Our Research
Our brain has a language of its own. At the core of its complex functions are neurotransmitters, chemical messengers released between neurons to coordinate circuit activity. Understanding the chemical language of the brain is a goal of fundamental importance, as many of these signaling molecules or the cellular receptors that relay their signals, are involved in diseases of the nervous system and are potential targets of pharmaceuticals that could restore physiological brain functions. Towards this goal, an important first step is to decipher the associations between animal behavior, neural activity, and the precise spatial and temporal dynamics of these secreted molecules.
To aid our understanding of neural communication, along with continuous improvements in neuroimaging technologies, a range of new molecular tools needs to be developed and deployed. Genetically encoded fluorescent sensors, such as the widely utilized calcium sensors GCaMPs, occupy the center stage, due to their ideal properties for in vivo imaging and their flexible combination with the most advanced imaging modalities. Standing on the shoulders of these giants, recent developments by us and others led to the first genetically encoded indicators for dopamine (dLight1), a key neurotransmitter best known for its roles in reward and motivation. These highly sensitive sensors are built by engineering a single fluorescent protein (circularly permutated Green Fluorescent Protein) into G-protein coupled receptors (GPCRs).

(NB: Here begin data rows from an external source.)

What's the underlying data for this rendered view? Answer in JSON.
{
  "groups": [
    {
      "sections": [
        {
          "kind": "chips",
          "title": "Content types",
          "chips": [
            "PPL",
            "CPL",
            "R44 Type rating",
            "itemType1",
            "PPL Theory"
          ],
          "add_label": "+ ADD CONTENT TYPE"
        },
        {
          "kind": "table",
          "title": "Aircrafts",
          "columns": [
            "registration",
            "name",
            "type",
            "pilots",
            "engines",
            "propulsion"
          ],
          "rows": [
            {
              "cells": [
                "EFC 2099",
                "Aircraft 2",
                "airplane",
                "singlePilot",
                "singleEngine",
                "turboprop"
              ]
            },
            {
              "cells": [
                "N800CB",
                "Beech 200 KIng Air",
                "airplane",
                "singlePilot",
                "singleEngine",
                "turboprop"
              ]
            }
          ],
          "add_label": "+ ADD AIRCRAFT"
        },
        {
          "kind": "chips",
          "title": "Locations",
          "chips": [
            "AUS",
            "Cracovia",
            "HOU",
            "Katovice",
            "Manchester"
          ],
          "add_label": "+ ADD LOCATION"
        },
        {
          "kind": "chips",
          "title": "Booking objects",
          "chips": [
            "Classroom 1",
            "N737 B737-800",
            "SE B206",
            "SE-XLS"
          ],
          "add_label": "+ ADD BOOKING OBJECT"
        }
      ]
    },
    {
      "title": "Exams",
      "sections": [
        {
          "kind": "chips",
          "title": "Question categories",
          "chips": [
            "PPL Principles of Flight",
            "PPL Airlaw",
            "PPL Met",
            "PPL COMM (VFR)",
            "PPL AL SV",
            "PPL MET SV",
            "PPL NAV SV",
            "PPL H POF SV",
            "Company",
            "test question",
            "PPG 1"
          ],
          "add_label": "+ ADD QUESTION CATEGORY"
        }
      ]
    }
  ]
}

We build new optogenetic tools and approaches
to investigate GPCR signaling at the system level
Our team is interested in expanding and optimizing the neurotechnology toolbox, to shine a new light on the in vivo dynamics of diverse molecules involved in neural communication. Our ultimate goal is to leverage on the tools we build to unravel the neurotransmitter and receptor mechanisms of devastating psychiatric disorders such as depression. Because of the central pharmacological relevance of membrane receptors to human diseases, we also plan to deploy our new technologies for drug development.
Ongoing projects:
Our approach combines state of the art molecular biology techniques, custom-designed screening assays, ex vivo and in vivo brain imaging methods, automated behavioral tracking and mouse behavioral assays. We are also keen to establish cross-disciplinary collaborations involving the dissemination of our novel tools and expertise.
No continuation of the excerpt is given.